I began to recognize that there’s a difference in my aspiration of what our business could be and what that organization was willing to let go of in order to swing to that higher ground. And it affected my personal joy and fulfillment. It also limited my professional learning. So, I left.

Thinking differently is really about broader perspectives.

The Lesson:

I wanted to make a bigger difference in healthcare. And in order to do that, I needed to be in a culture that really was committed to making that happen. For me, if you want to change what you’re getting then you’ve got to change your thinking and your choices. And that’s a part of what happened here. I wanted to be in a place where I was able to shape an organization that didn’t want to repeat its past by using yesterday’s solution and wanted to generate a more powerful future for itself.

For people who want to be a more powerful instrument of service to colleagues or their customers, it’s your responsibility to continue to develop and exercise your leadership in new ways. Thinking differently is really about broader perspectives, and I think being more successful is about having a different response than a habitual response to the challenge your organization is facing.

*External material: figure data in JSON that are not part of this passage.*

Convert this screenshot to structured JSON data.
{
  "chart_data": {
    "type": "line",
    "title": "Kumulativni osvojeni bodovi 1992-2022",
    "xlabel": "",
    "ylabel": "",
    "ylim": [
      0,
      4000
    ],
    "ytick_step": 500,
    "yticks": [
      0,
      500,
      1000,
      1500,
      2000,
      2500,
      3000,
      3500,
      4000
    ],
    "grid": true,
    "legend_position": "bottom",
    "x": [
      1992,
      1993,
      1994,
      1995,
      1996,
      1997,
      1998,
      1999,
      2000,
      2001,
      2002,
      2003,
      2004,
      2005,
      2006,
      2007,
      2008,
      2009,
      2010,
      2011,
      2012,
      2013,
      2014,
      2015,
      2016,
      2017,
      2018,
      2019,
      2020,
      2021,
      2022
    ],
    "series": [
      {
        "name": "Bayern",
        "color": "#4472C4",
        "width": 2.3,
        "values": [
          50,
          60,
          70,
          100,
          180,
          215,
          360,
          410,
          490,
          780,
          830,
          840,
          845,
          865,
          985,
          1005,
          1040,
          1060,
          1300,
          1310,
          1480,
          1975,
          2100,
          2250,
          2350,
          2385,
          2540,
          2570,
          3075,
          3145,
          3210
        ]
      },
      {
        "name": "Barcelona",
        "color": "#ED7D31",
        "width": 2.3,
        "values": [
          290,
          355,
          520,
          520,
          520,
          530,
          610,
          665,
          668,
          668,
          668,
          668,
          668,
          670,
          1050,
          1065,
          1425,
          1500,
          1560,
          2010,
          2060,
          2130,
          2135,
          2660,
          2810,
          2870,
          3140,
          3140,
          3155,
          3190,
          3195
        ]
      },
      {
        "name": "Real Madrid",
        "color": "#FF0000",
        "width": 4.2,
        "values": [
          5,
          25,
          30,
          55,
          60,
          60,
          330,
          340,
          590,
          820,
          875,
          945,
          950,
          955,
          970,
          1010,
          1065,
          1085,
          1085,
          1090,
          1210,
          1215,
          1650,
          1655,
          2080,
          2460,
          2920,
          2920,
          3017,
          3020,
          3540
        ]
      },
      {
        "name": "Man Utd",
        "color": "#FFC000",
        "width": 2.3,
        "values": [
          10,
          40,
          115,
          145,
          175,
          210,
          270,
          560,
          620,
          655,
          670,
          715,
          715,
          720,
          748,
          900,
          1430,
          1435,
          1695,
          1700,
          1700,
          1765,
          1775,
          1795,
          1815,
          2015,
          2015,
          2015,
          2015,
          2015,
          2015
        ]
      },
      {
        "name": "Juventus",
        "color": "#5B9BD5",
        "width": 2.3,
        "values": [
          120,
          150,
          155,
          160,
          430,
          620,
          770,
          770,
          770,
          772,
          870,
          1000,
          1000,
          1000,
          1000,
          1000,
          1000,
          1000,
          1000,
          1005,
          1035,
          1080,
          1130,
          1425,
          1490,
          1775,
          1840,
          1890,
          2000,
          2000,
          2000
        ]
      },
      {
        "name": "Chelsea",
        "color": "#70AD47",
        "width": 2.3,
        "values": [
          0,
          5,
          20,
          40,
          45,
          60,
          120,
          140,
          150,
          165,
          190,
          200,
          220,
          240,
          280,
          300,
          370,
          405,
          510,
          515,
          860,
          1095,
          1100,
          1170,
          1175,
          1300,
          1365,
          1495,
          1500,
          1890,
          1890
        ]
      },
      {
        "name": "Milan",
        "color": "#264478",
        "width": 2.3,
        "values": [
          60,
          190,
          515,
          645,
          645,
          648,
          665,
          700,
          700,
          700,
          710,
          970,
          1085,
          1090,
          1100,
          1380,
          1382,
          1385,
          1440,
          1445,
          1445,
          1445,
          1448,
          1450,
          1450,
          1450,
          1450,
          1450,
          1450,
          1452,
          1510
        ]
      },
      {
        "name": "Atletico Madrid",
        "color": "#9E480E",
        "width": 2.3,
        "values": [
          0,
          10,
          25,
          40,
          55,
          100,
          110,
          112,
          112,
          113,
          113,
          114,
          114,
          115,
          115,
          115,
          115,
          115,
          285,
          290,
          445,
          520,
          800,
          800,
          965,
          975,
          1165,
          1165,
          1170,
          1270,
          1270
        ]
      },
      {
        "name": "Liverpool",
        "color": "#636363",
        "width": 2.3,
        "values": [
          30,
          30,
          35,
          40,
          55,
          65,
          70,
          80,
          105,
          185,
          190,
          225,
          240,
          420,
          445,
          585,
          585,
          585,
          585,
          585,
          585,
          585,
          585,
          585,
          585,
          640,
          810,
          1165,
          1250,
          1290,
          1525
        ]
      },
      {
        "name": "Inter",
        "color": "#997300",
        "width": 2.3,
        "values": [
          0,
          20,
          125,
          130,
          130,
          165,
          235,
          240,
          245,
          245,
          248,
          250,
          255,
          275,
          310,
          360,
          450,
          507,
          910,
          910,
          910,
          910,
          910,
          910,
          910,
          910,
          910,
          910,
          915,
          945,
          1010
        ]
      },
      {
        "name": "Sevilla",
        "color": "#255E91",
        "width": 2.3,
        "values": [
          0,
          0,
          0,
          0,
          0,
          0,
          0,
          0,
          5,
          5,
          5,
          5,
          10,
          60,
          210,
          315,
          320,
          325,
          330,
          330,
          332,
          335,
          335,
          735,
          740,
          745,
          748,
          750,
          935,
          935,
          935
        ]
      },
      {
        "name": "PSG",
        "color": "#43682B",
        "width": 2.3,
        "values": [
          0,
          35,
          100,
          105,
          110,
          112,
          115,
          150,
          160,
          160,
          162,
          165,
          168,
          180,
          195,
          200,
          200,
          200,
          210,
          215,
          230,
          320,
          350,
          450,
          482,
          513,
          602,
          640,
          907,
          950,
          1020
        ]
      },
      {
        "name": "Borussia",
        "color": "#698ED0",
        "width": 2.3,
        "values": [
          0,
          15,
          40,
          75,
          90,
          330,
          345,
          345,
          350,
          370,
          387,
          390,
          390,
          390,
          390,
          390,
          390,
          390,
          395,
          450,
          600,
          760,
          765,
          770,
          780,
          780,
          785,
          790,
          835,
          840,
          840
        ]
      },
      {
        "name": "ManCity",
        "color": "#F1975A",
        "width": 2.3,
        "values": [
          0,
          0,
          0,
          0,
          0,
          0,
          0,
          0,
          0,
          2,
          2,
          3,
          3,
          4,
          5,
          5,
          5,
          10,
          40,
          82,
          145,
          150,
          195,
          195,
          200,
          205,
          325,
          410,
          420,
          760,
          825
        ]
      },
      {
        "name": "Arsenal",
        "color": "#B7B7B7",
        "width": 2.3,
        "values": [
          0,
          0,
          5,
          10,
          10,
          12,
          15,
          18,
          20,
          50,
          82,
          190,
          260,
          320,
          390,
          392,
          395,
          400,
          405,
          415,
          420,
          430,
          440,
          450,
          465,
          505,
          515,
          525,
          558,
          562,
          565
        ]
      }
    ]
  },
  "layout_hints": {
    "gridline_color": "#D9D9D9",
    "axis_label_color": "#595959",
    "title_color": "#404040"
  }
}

I think we have to be more strategic as leaders; we have to be more collaborative. We have to be more effective in navigating conflict. And we have to be more intentional in developing the people in our teams, versus relying on historical things like annual performance appraisals.

For me, until I slowed down and kind of recognized that the culture of a larger organization was creating a difference in what I aspired for the organization — and that there was a difference in values — I didn’t realize how much it was impacting my own joy and fulfillment, and our own ability to achieve that goal.